“My family moved to the US when I was 8. Growing up, I mostly had white friends, maybe because I went to a predominately white school? I remember how everyone would say, “You’re basically white but you just have dark skin. Your true white self is hiding underneath.” I was confused but I thought yay, I’m a white girl! I fit in. I think I was trying to surround myself with people I wanted to be like. I didn’t think that Indian culture was worth celebrating when I first came here because no one else celebrated it.
Then, we would visit my cousin in Chicago and I would get a culture shock seeing the thriving Indian community there. Sometimes I wonder: am I really Indian enough? No, not to the people back in India. Am I really American enough? No, I wasn’t born here. I will always be different. I think people here appreciate my Indian heritage.
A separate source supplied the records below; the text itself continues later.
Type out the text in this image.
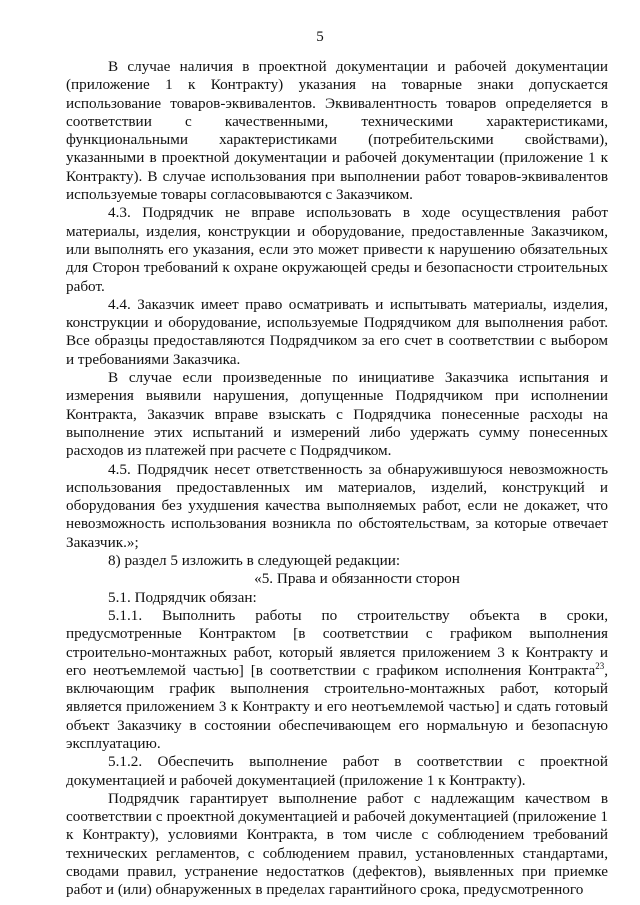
5

В случае наличия в проектной документации и рабочей документации (приложение 1 к Контракту) указания на товарные знаки допускается использование товаров-эквивалентов. Эквивалентность товаров определяется в соответствии с качественными, техническими характеристиками, функциональными характеристиками (потребительскими свойствами), указанными в проектной документации и рабочей документации (приложение 1 к Контракту). В случае использования при выполнении работ товаров-эквивалентов используемые товары согласовываются с Заказчиком.

4.3. Подрядчик не вправе использовать в ходе осуществления работ материалы, изделия, конструкции и оборудование, предоставленные Заказчиком, или выполнять его указания, если это может привести к нарушению обязательных для Сторон требований к охране окружающей среды и безопасности строительных работ.

4.4. Заказчик имеет право осматривать и испытывать материалы, изделия, конструкции и оборудование, используемые Подрядчиком для выполнения работ. Все образцы предоставляются Подрядчиком за его счет в соответствии с выбором и требованиями Заказчика.

В случае если произведенные по инициативе Заказчика испытания и измерения выявили нарушения, допущенные Подрядчиком при исполнении Контракта, Заказчик вправе взыскать с Подрядчика понесенные расходы на выполнение этих испытаний и измерений либо удержать сумму понесенных расходов из платежей при расчете с Подрядчиком.

4.5. Подрядчик несет ответственность за обнаружившуюся невозможность использования предоставленных им материалов, изделий, конструкций и оборудования без ухудшения качества выполняемых работ, если не докажет, что невозможность использования возникла по обстоятельствам, за которые отвечает Заказчик.»;

8) раздел 5 изложить в следующей редакции:

«5. Права и обязанности сторон

5.1. Подрядчик обязан:

5.1.1. Выполнить работы по строительству объекта в сроки, предусмотренные Контрактом [в соответствии с графиком выполнения строительно-монтажных работ, который является приложением 3 к Контракту и его неотъемлемой частью] [в соответствии с графиком исполнения Контракта$^{23}$, включающим график выполнения строительно-монтажных работ, который является приложением 3 к Контракту и его неотъемлемой частью] и сдать готовый объект Заказчику в состоянии обеспечивающем его нормальную и безопасную эксплуатацию.

5.1.2. Обеспечить выполнение работ в соответствии с проектной документацией и рабочей документацией (приложение 1 к Контракту).

Подрядчик гарантирует выполнение работ с надлежащим качеством в соответствии с проектной документацией и рабочей документацией (приложение 1 к Контракту), условиями Контракта, в том числе с соблюдением требований технических регламентов, с соблюдением правил, установленных стандартами, сводами правил, устранение недостатков (дефектов), выявленных при приемке работ и (или) обнаруженных в пределах гарантийного срока, предусмотренного
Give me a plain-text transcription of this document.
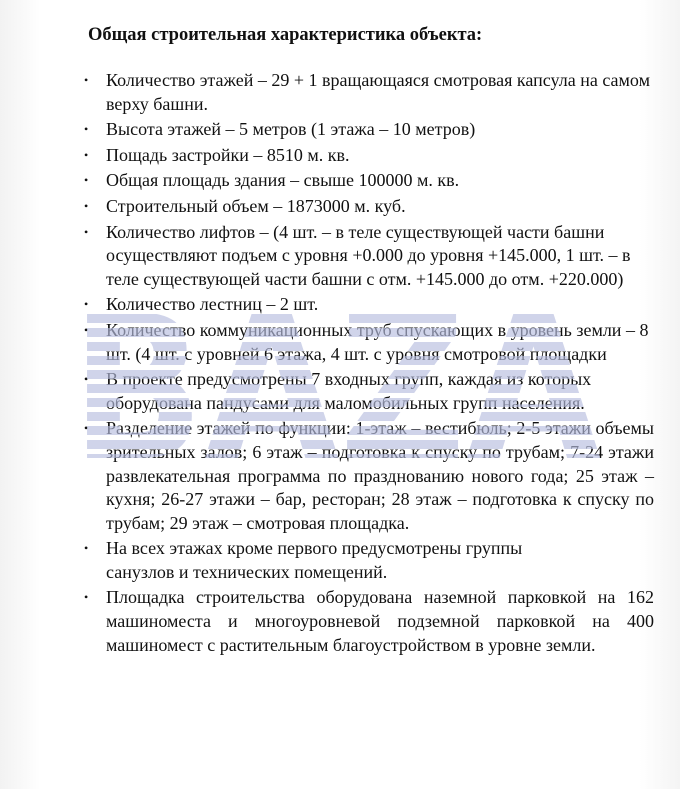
Общая строительная характеристика объекта:
• Количество этажей – 29 + 1 вращающаяся смотровая капсула на самом верху башни.
• Высота этажей – 5 метров (1 этажа – 10 метров)
• Пощадь застройки – 8510 м. кв.
• Общая площадь здания – свыше 100000 м. кв.
• Строительный объем – 1873000 м. куб.
• Количество лифтов – (4 шт. – в теле существующей части башни осуществляют подъем с уровня +0.000 до уровня +145.000, 1 шт. – в теле существующей части башни с отм. +145.000 до отм. +220.000)
• Количество лестниц – 2 шт.
• Количество коммуникационных труб спускающих в уровень земли – 8 шт. (4 шт. с уровней 6 этажа, 4 шт. с уровня смотровой площадки
• В проекте предусмотрены 7 входных групп, каждая из которых оборудована пандусами для маломобильных групп населения.
• Разделение этажей по функции: 1-этаж – вестибюль; 2-5 этажи объемы зрительных залов; 6 этаж – подготовка к спуску по трубам; 7-24 этажи развлекательная программа по празднованию нового года; 25 этаж – кухня; 26-27 этажи – бар, ресторан; 28 этаж – подготовка к спуску по трубам; 29 этаж – смотровая площадка.
• На всех этажах кроме первого предусмотрены группы санузлов и технических помещений.
• Площадка строительства оборудована наземной парковкой на 162 машиноместа и многоуровневой подземной парковкой на 400 машиномест с растительным благоустройством в уровне земли.
BAZA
They don’t truly understand the culture, but it’s exciting for them because it’s “exotic” and new. People in India view being an Indian American like that too; like something exciting and newsworthy, but it’s Indian Americans that kind of walk in between the lines and try to fit in with either side. Some pick a side and have the best experiences, but, a lot of us get stuck trying to fit into both, and eventually end up becoming their own category. A category where you don’t have to be Indian enough or American enough--you are yourself and that’s enough.
I joined ASPIRE this year so I could meet new people like me. I met my mentor, Asha, and she is the first Indian friend I’ve made at the University. In this big world of unknowns, I’m glad I found a place to be me. I wouldn’t trade being in ASPIRE for anything else."